今敘提示您:看后求收藏(詩鼎小說網網m.gzstf.cn),接著再看更方便。
“傅晏,你是要找醫院嗎?”
“我能聯系到軍.區醫院的專家。”
宋洇迅速地放下定局的棋子。
“高級病房,就現在。”
-
腫瘤專科醫院。
這是一家很老的醫院,十多年前很有名氣,不過現在已經不大行了。
漫長的走廊好像沒有盡頭,宋洇拎著母親從時裝周給她帶回來的時尚新品,在這么一道昏暗陳舊的醫院顯得另類。
吊著的鹽水被舉得很高,醫護人員推著液氦容器在狹窄老舊的道路擺手,緊急而不容置疑地叫人讓開,然后推著沉睡病人的床位往前奔跑。
宋洇捂住口鼻,愈走愈快,終于在最高層的走廊盡頭看到坐在角落里的傅晏。
少年一如既往的淡漠,昏暗的燈光將他的身影分割成兩半。
一大半陷落在無盡的黑暗里,剩余裸.露在橘黃的柔光中,卻還是不夠明亮。
“宋洇。
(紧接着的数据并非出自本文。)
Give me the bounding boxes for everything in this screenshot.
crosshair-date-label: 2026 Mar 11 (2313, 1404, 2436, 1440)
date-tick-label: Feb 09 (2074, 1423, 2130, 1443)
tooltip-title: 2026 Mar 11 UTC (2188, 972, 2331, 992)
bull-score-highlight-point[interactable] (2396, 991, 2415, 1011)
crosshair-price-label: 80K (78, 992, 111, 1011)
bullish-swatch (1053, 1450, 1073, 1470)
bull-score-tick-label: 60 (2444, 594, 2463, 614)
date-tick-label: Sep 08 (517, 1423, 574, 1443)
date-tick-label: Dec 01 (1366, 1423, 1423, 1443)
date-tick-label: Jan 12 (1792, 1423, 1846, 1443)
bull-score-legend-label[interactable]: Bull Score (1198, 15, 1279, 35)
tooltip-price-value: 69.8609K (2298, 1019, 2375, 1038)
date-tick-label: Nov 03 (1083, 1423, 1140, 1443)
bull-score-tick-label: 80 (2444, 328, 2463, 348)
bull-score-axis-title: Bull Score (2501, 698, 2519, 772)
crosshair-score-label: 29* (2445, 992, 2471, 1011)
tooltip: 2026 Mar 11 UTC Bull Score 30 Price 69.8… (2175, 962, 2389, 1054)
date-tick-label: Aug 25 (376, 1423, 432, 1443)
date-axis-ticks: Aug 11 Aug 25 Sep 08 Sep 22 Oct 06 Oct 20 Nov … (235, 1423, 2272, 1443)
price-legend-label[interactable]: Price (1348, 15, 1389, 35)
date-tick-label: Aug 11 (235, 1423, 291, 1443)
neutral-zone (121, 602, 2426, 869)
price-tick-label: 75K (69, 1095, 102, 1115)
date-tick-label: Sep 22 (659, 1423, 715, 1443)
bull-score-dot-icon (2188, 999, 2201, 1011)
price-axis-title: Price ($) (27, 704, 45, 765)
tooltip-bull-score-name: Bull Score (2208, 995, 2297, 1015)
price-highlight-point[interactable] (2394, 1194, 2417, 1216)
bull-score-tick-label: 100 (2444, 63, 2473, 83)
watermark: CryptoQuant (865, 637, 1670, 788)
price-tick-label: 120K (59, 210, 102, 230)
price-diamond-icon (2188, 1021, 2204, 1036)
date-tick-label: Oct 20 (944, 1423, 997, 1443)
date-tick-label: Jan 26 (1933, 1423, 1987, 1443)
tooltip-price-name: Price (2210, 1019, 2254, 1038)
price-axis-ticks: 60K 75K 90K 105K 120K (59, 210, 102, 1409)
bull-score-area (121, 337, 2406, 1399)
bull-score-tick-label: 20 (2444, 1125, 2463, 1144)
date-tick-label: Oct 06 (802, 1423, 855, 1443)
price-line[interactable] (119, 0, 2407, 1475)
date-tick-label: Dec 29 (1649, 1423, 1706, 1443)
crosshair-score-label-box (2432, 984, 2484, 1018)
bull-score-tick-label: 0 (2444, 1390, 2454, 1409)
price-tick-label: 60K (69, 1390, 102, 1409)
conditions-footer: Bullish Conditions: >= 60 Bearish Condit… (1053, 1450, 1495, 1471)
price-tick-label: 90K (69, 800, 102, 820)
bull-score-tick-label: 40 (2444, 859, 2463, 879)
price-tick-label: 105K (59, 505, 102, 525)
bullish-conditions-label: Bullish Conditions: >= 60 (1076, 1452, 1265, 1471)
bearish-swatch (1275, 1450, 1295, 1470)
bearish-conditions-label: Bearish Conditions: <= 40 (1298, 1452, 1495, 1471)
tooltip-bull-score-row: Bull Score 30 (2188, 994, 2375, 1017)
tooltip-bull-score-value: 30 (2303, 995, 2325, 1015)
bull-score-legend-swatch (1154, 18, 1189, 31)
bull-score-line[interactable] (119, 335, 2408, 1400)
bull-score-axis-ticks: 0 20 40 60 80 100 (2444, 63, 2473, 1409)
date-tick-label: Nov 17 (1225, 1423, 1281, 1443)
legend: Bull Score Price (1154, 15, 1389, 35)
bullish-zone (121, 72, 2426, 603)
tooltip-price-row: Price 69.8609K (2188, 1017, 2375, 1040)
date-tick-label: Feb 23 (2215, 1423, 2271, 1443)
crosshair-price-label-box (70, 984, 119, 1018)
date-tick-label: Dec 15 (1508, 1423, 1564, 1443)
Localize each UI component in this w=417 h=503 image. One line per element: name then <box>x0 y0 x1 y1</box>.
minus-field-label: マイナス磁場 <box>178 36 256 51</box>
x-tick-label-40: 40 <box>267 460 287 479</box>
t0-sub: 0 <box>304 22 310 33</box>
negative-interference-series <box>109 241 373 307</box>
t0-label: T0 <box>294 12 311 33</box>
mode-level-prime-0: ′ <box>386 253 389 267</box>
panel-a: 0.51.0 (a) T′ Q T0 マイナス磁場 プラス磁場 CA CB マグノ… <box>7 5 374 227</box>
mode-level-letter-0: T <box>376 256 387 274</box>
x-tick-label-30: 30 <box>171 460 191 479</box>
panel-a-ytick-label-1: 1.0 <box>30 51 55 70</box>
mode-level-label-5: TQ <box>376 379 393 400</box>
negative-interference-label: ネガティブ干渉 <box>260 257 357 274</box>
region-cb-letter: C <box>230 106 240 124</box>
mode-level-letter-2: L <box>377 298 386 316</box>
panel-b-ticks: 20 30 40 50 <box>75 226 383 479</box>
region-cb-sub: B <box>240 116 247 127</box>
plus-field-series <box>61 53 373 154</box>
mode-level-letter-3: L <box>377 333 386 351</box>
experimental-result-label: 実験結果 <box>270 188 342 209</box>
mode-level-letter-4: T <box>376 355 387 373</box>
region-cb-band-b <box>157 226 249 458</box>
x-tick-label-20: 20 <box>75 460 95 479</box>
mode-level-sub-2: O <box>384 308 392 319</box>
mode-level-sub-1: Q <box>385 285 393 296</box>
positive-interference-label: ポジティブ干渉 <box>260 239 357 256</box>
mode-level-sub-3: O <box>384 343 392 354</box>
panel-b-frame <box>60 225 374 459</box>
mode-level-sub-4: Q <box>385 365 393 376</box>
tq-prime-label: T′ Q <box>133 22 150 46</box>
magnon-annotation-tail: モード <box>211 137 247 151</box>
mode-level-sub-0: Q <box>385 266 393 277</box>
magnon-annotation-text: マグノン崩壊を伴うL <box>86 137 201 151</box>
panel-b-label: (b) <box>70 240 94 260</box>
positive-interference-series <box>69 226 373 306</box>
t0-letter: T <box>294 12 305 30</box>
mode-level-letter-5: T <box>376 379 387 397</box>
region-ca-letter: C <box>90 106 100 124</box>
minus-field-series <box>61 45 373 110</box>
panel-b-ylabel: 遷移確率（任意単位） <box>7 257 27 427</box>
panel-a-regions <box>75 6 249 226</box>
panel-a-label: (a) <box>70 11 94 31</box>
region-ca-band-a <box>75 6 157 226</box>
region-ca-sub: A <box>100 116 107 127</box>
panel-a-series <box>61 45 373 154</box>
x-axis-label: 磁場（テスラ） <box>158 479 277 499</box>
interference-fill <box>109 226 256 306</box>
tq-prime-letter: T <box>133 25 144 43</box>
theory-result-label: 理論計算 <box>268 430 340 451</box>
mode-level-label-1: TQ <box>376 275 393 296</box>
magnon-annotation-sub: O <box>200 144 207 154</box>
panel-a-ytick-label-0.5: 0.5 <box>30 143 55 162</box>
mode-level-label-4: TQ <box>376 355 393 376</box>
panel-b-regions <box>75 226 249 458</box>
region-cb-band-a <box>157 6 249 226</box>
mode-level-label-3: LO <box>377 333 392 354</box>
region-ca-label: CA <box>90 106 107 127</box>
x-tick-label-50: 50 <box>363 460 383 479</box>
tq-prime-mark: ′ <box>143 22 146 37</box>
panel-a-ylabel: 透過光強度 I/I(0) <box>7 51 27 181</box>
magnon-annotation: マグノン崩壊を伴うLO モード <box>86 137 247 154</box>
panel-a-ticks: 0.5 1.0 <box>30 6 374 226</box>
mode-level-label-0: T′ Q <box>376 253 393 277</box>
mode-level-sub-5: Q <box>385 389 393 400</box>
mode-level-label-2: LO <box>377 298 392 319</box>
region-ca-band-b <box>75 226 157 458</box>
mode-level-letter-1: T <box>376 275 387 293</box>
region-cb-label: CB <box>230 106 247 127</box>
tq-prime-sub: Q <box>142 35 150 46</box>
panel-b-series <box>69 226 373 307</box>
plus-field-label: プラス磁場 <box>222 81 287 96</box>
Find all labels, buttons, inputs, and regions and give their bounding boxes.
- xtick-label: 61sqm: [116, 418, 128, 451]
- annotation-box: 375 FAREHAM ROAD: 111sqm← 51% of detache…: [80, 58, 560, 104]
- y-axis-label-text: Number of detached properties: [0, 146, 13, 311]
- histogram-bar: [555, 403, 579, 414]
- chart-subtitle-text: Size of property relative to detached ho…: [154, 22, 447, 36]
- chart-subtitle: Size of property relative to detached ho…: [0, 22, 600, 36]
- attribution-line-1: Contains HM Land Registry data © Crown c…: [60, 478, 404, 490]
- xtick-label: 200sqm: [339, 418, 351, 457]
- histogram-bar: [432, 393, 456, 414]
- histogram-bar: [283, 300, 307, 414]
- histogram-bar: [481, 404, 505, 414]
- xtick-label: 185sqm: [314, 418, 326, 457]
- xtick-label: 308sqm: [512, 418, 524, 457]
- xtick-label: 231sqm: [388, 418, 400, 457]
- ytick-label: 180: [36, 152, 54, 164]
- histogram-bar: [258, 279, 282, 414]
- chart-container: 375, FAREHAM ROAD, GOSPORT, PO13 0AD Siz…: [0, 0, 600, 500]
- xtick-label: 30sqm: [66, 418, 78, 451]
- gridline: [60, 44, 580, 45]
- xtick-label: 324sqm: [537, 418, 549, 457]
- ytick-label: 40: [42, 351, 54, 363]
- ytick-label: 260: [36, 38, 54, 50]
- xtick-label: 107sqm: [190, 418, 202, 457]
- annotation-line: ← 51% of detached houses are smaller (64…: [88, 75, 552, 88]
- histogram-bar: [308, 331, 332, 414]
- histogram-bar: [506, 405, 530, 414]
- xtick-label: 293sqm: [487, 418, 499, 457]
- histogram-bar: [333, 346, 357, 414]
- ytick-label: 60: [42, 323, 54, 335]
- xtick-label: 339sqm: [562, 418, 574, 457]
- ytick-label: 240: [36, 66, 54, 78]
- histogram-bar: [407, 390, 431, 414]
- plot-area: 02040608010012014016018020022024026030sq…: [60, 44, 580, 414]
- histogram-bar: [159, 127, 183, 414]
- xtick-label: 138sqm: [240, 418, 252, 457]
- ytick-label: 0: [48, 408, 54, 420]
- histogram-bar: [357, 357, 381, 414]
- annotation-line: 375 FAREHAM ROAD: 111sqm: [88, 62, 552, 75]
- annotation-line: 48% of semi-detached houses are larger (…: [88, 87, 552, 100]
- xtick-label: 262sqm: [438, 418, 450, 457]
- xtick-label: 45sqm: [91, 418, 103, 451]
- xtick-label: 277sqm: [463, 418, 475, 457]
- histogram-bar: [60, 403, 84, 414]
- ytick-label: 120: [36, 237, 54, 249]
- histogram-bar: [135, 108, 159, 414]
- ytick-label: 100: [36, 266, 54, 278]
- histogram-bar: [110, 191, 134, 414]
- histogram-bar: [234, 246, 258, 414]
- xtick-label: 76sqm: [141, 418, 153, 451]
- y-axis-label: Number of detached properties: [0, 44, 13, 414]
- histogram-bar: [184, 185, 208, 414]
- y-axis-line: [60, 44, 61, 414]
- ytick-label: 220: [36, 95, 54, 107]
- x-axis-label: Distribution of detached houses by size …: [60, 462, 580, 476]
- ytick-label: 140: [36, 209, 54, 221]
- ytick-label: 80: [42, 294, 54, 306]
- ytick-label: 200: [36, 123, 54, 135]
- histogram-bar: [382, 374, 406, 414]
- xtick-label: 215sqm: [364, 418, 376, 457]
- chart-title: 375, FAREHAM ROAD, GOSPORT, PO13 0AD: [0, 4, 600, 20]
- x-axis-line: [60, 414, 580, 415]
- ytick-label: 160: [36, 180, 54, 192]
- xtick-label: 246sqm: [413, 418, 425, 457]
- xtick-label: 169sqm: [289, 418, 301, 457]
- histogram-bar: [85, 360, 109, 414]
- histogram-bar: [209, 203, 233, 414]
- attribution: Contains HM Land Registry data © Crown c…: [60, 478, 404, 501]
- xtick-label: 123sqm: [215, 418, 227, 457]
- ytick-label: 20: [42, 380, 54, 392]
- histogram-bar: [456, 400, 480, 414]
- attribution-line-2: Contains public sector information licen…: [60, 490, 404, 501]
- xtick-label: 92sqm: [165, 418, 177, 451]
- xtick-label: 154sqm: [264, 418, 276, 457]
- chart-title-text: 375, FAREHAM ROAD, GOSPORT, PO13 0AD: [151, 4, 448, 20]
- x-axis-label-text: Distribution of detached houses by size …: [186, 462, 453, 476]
”
傅晏站起身,這是他第一次先出聲同她打招呼。
“阿姨還好嗎?”宋洇放緩呼吸,按下心頭的情緒,替他憂心。
“來通知的時候就已經醒了,昏迷了幾分鐘。”
傅晏一頓,沒有太多異樣情緒,稍稍讓開一條道,引著宋洇往里邊走。
“我已經拜托人聯系了軍.區醫院的腫瘤科專家。”宋洇一頓,倏然噤聲。
走廊里還不太嚴重,病房里封閉窗戶,便有些難以忍受。
消毒水的味道流竄,整個醫院像是被困在消毒試劑的玻璃瓶中,讓宋洇有些想吐。
她聞不得這么高濃度的消毒水味道,甫一踏進,胃部像是被灼燒般牽扯著痛起來。
宋洇緩了緩神,抬眼。
這是一個四人間,一二病床空著,三號病房的老人正在捧著一臺紅色的收音機聽黃梅戲。
靠近窗子皺眉睡下的女人是傅晏的母親,鄧清月。
她和傅晏有幾分相似,但臉色太差,整個人被病痛折磨得瘦條條,脆弱得像是一碰就散架的蝴蝶。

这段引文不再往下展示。